Politique

Corée du Sud : le coup politique de Park Geun-hye

La président sud-coréenne Park Geun-hye a annonce dans un discours télévisé qu'elle remettait son sort politique entre les mains de l'assemblée nationale. (Crédit : Reuters) Copie d'écran du Japan Times, le 29 novembre 2016.
La président sud-coréenne Park Geun-hye a annonce dans un discours télévisé qu'elle remettait son sort politique entre les mains de l'assemblée nationale. (Crédit : Reuters) Copie d'écran du Japan Times, le 29 novembre 2016.
Est-ce vraiment une offre de démission ? Mise au pied du mur par la mobilisation massive des Sud-Coréens dans la rue, la présidente Park Geun-hye a remis son sort dans les mains du Parlement, lors d’un discours télévisé plein de contrition ce mardi 29 novembre. L’opposition ne croit guère à la volonté de Park de quitter son poste. La chef de l’Etat n’a en effet jamais dit qu’elle voulait partir.
« J’agirai, y compris en ce qui concerne une réduction de mon mandat présidentiel, en suivant la décision de l’Assemblée Nationale. » C’est par cette formule alambiquée que la présidente sud-coréenne Park Guen-hye a semblé accepter, à demi-mot, l’idée de quitter son poste avant la fin de son quinquennat en 2018, tout en refusant de démissionner d’elle-même. Une démission pourtant réclamée par plus d’un million de Sud-Coréens descendus dans les rues de Séoul ce samedi 26 novembre suite à un scandale de corruption impliquant Park et sa « confidente » Choi Soon-sil. Comme le souligne le Korea Herald, l’argument derrière cette annonce de l’actuel chef de l’État serait de donner à l’Assemblée nationale la prérogative de planifier un départ « en ordre » de la présidence pour éviter un chaos institutionnel dans le pays qui résulterait d’une démission abrupte.

Une manœuvre immédiatement dénoncée par l’opposition qui y voit un stratagème pour gagner du temps et tenter d’empêcher un vote de destitution qui doit se tenir vendredi 2 décembre prochain. « Alors qu’une démission sans condition est la seule issue possible pour retrouver la stabilité des institutions, la présidente n’en n’a même pas parlé et repasse la responsabilité au Parlement, estime ainsi Choo Mi-ae, la présidente parti démocrate, principale force d’opposition, citée par le Korea Times. C’est une tactique qui vise uniquement à retarder le processus en cours de vote pour sa destitution. » Une analyse également soutenue par notre rédactrice en chef adjointe Juliette Morillot qui n’hésite pas à parler d’une « véritable opération d’enfumage » (lire son analyse en profondeur de la situation article sur le sujet).

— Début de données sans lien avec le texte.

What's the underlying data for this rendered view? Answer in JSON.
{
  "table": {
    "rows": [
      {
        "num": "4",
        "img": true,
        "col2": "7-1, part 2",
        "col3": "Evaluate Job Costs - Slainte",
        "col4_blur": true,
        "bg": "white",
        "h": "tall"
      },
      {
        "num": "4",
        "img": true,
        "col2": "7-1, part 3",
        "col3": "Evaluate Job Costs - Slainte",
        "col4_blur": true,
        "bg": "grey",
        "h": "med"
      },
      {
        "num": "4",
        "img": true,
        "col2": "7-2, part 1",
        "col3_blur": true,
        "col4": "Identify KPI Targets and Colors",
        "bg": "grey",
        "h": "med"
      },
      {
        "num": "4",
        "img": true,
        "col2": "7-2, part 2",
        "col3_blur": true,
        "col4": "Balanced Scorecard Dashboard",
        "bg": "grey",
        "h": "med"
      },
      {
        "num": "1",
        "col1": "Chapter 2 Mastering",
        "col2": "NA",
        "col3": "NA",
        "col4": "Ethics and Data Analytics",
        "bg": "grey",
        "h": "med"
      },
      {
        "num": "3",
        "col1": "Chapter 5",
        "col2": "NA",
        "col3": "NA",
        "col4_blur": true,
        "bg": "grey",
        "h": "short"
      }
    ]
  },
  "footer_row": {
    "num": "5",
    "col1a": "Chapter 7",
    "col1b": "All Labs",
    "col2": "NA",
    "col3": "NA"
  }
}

Quelle que soit l’issue du vote de destitution vendredi prochain, il semble désormais assuré, selon le Korea Times, que la Corée du Sud devra organiser des élections anticipées ; certains spécialistes parlent même de la tenue d’un scrutin dès avril 2017. Pourtant, la classe politique sud-coréenne paraît loin d’être prête à une telle éventualité : non seulement le parti au pouvoir, le Saenuri, est en lambeaux, mais l’opposition est fortement divisée.

Par ailleurs, le discours de Park n’a semble-t-il pas satisfait l’opinion publique, en tout cas les Sud-Coréens qui se mobilisent dans la rue. Une sixième manifestation nationale à Séoul et dans d’autres villes du pays est en effet prévue ce samedi 3 décembre. « La présidente Park Geun-hye doit décider seule de tout ce qui concerne sa démission, a déclaré Ko Gye-hyun, l’un des porte-paroles du collectif d’associations qui organise le rassemblement. Pourquoi a-telle renvoyé la balle à l’Assemblée nationale ? (…) Ce n’est rien de moins qu’un subterfuge politique pour détourner l’attention de la destitution. » Et de conclure que la chef de l’Etat a « laissé tombé de nouveau le peuple par son attitude irresponsable » face au scandale, ce qui « reflète bien son manque de respect pour les citoyens. »

Par Nicolas Sridi, avec Juliette Morillot

Les autres faits du jour en Asie du Nord-Est

Japon : le départ éventuel de Park peut-il changer l’équilibre régional pour Tokyo ? C’est la question posée par le Japan Times.

Chine : Singapour réclame son matériel militaire destiné à Taïwan, et bloqué par Pékin dans le port de Hong Kong, rapporte le South China Morning Post.